Stando alle parole del Ministro, questo non vuole essere una punizione, anzi “un modo per incitare i ragazzi a fare meglio e prima”. “In alternativa – ha suggerito – si può adottare la modalità dello studente part time, una formula applicata da alcuni anni per gli studenti lavoratori che permette di creare un personale piano di studi in base alle proprie esigenze di tempo e impiego, senza risultare fuori corso”. Il problema è che questa modalità, oltre a non essere applicata da tutti gli atenei italiani, è irreversibile. Una volta che ci si iscrive secondo la modalità part time, infatti, bisogna attenersi al piano di studi concordato, anche se eventualmente lo studente dovesse trovarsi in uno stato di prolungata disoccupazione. Inoltre, il non rispetto dei tempi concordati provoca un pagamento delle tasse maggiorate del 50%.
Insomma, punire i bamboccioni o stimolare la competitività? Il dibattito inizia a infiammare i blog di studenti e ricercatori e tutto lascia presagire un autunno molto caldo (anche) su questo fronte. Intanto sono emersi i dati di un’indagine realizzata da Eurostudent, relativi al 2011. Prendendo un campione di 4.500 ragazzi iscritti alle università (statali e non), le percentuali di studenti lavoratori sono molto alte: il 39% dei giovani iscritti ad un corso triennale lavora, molti di più quelli iscritti ad una laurea magistrale, dove circa il 45.4% alterna lo studio al lavoro, specie tra gli studenti di “di origine sociale non privilegiata”(41,7%) ma anche fra i ragazzi con genitori laureati o benestanti(29,8%).

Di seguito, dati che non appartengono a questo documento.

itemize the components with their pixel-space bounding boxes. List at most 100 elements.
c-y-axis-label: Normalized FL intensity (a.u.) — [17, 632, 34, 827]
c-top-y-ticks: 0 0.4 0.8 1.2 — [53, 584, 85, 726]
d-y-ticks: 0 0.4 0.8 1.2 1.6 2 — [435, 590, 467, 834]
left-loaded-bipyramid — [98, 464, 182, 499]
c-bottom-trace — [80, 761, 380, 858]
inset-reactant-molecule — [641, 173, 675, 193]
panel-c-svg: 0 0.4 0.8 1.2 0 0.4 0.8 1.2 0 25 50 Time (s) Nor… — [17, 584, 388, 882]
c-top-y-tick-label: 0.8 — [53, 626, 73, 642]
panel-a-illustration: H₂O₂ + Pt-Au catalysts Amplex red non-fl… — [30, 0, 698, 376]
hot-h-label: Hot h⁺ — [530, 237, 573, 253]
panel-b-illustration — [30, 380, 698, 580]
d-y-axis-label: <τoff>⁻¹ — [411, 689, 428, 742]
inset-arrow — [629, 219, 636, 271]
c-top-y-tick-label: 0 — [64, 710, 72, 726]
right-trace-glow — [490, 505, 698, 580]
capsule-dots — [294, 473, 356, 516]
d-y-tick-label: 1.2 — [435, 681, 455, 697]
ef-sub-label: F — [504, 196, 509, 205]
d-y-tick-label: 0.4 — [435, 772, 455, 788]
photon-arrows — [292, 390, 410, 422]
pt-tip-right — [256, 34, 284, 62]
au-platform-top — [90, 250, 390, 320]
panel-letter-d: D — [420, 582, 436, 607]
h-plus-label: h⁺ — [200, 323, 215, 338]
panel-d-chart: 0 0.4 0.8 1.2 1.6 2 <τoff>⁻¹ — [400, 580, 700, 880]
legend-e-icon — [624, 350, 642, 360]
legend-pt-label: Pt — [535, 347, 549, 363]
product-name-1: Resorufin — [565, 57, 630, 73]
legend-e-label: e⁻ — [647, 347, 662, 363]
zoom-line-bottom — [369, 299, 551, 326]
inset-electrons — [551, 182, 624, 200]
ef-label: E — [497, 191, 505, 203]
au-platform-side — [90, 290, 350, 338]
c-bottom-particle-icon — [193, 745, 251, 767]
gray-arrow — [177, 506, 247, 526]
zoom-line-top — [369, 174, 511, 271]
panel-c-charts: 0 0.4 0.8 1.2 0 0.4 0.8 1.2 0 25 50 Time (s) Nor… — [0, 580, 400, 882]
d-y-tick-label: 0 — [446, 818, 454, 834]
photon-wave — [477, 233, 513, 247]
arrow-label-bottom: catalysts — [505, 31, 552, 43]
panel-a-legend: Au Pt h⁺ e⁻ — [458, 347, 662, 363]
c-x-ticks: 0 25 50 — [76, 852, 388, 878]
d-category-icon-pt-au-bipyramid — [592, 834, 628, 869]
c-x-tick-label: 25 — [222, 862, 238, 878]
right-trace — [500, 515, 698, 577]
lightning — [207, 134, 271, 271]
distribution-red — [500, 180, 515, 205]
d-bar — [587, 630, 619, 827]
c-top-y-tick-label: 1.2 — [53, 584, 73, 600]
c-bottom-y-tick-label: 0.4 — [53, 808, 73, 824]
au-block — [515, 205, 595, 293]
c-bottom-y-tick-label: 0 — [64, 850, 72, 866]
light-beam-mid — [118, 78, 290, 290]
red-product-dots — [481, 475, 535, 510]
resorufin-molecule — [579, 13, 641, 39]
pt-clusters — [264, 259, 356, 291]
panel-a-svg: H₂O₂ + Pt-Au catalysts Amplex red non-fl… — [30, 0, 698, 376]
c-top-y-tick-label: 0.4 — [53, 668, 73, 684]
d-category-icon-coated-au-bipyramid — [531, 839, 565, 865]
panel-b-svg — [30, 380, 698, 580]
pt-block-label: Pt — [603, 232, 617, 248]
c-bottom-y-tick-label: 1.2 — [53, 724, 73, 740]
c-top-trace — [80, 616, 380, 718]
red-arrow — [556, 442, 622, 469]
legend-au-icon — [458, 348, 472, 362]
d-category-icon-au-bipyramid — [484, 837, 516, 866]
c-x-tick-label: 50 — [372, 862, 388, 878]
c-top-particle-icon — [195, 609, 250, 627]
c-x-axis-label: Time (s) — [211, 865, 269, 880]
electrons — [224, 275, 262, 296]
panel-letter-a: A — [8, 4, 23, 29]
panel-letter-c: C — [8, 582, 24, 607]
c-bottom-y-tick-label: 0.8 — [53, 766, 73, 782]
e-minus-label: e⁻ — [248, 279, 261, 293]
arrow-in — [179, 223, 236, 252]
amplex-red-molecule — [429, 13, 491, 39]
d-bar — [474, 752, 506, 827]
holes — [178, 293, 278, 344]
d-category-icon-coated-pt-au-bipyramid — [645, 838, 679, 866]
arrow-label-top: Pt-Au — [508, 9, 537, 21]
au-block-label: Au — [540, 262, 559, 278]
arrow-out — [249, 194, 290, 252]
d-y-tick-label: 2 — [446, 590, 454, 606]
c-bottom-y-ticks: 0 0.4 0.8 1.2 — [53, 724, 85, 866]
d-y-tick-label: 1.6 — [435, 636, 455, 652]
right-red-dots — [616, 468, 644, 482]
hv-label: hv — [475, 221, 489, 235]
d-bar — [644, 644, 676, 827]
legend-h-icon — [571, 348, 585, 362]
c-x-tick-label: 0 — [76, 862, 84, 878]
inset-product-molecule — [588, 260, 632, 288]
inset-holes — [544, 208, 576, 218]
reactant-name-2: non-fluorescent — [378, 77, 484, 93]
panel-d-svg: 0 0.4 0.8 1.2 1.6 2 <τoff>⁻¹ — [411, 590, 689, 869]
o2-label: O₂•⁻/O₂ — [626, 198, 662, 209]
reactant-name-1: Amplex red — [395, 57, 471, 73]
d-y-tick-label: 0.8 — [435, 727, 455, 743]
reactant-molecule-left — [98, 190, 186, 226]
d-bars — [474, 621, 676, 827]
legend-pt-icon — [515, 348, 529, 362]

Poi c’è il discorso sulla necessità di preservare gli investimenti nel mondo dell’ istruzione (soprattutto per la formazione avanzata) e ricerca. A quanto emerge dalle norme contenute nel decreto legge 95/2012, si apprende che il taglio di 200 milioni al fondo di finanziamento ordinario (Ffo) non è stato confermato, ma il contenimento della spesa è perseguito attraverso una riduzione del turn-over, prevedendo che solo una parte delle risorse liberate dai pensionamenti possa essere riutilizzato per nuove assunzioni. Il decreto stanzia poi nuove risorse per il finanziamento di borse di studio, circa 90 milioni per il 2012, che tuttavia sono appena sufficienti a riportare l’entità del fondo ai suoi livelli precedenti.